A veces, mi mente se siente como un pequeño estanque donde las hojas caen sin parar, llenándolo todo de preocupaciones sobre el mañana o nostalgias del ayer. Cuando leo las palabras de Thich Nhat Hanh, siento como si alguien pusiera una mano suave sobre mi hombro y me dijera que todo está bien, siempre y cuando esté aquí. Esta frase nos recuerda que la vida no es una meta a la que llegamos, ni un recuerdo que intentamos retener, sino el latido constante que ocurre justo ahora, en este preciso segundo.
En el día a día, es tan fácil perdernos en el ruido. Corremos de una reunión a otra, revisamos el teléfono mientras cenamos o planeamos la lista de compras mientras intentamos disfrutar de un atardecer. Vivimos en un estado de ausencia constante, estando físicamente en un lugar pero con el corazón y la mente en otro lado. Nos perdemos el sabor del café, el calor del sol en la cara y la risa de un amigo, simplemente porque nuestra mente ha decidido viajar al futuro o al pasado.

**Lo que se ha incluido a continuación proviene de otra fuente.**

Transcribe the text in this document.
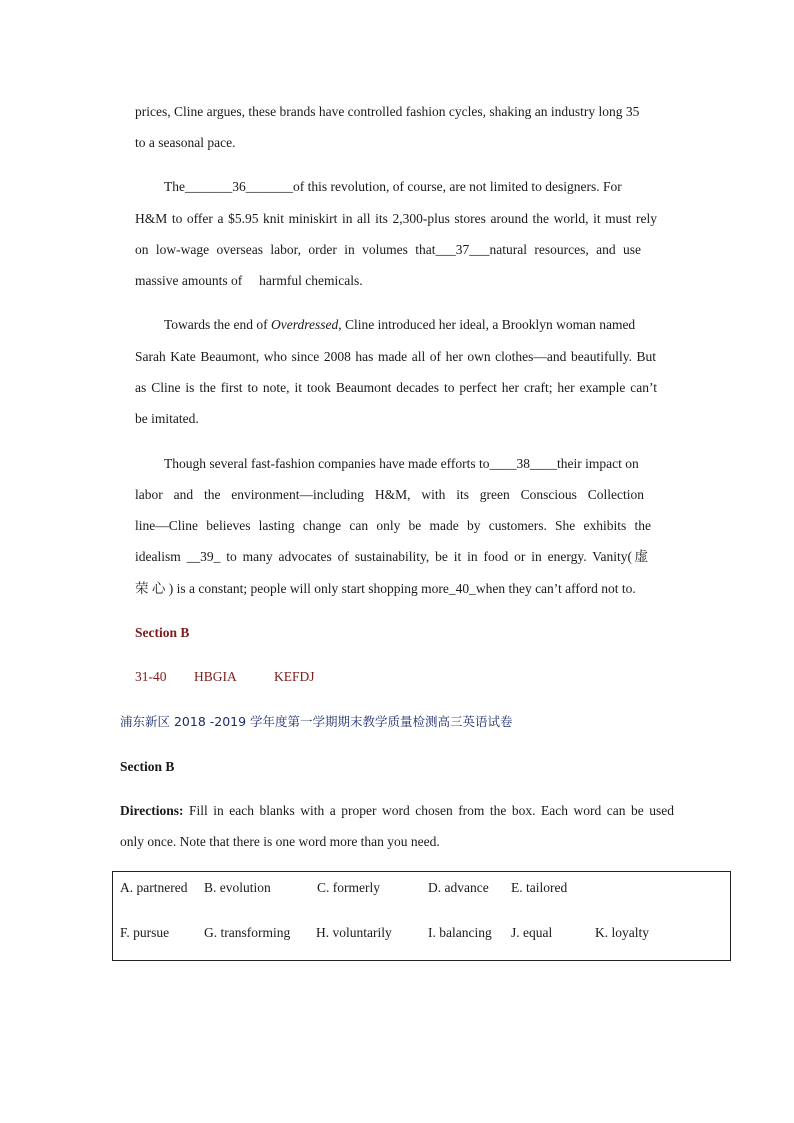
prices, Cline argues, these brands have controlled fashion cycles, shaking an industry long 35
to a seasonal pace.
The_______36_______of this revolution, of course, are not limited to designers. For
H&M to offer a $5.95 knit miniskirt in all its 2,300-plus stores around the world, it must rely
on low-wage overseas labor, order in volumes that___37___natural resources, and use
massive amounts of     harmful chemicals.
Towards the end of Overdressed, Cline introduced her ideal, a Brooklyn woman named
Sarah Kate Beaumont, who since 2008 has made all of her own clothes—and beautifully. But
as Cline is the first to note, it took Beaumont decades to perfect her craft; her example can’t
be imitated.
Though several fast-fashion companies have made efforts to____38____their impact on
labor and the environment—including H&M, with its green Conscious Collection
line—Cline believes lasting change can only be made by customers. She exhibits the
idealism __39_ to many advocates of sustainability, be it in food or in energy. Vanity(虚
荣 心 ) is a constant; people will only start shopping more_40_when they can’t afford not to.
Section B
31-40 HBGIA	KEFDJ
浦东新区 2018 -2019 学年度第一学期期末教学质量检测高三英语试卷
Section B
Directions: Fill in each blanks with a proper word chosen from the box. Each word can be used
only once. Note that there is one word more than you need.
A. partnered B. evolution	C. formerly	D. advance E. tailored
F. pursue	G. transforming H. voluntarily	I. balancing J. equal	K. loyalty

Hace unos días, me pasó algo que me hizo reflexionar profundamente. Estaba intentando escribir algo importante mientras pensaba en todas las tareas pendientes para la próxima semana. De repente, me di cuenta de que no estaba leyendo mis propias palabras, solo estaba moviendo los ojos sobre el papel sin entender nada. Me detuve, respiré profundo y decidí observar cómo la luz de la tarde entraba por mi ventana. En ese pequeño instante de presencia, el estrés se disolito y pude sentir la verdadera magia de estar viva.

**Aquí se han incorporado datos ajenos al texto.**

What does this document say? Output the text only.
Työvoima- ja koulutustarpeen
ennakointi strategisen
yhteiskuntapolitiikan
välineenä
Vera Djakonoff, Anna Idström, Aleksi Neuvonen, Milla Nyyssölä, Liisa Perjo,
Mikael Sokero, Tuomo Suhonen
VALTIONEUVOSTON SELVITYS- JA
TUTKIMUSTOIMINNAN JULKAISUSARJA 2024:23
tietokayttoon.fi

No necesitas hacer grandes cambios para empezar a vivir este presente. Puedes empezar por notar la textura de tu ropa, el aroma de tu comida o el ritmo de tu propia respiración. Te invito a que hoy, aunque sea por un minuto, dejes de lado el mapa del mañana y simplemente te permitas habitar este momento. La vida te está esperando justo aquí, esperando a que la mires a los ojos.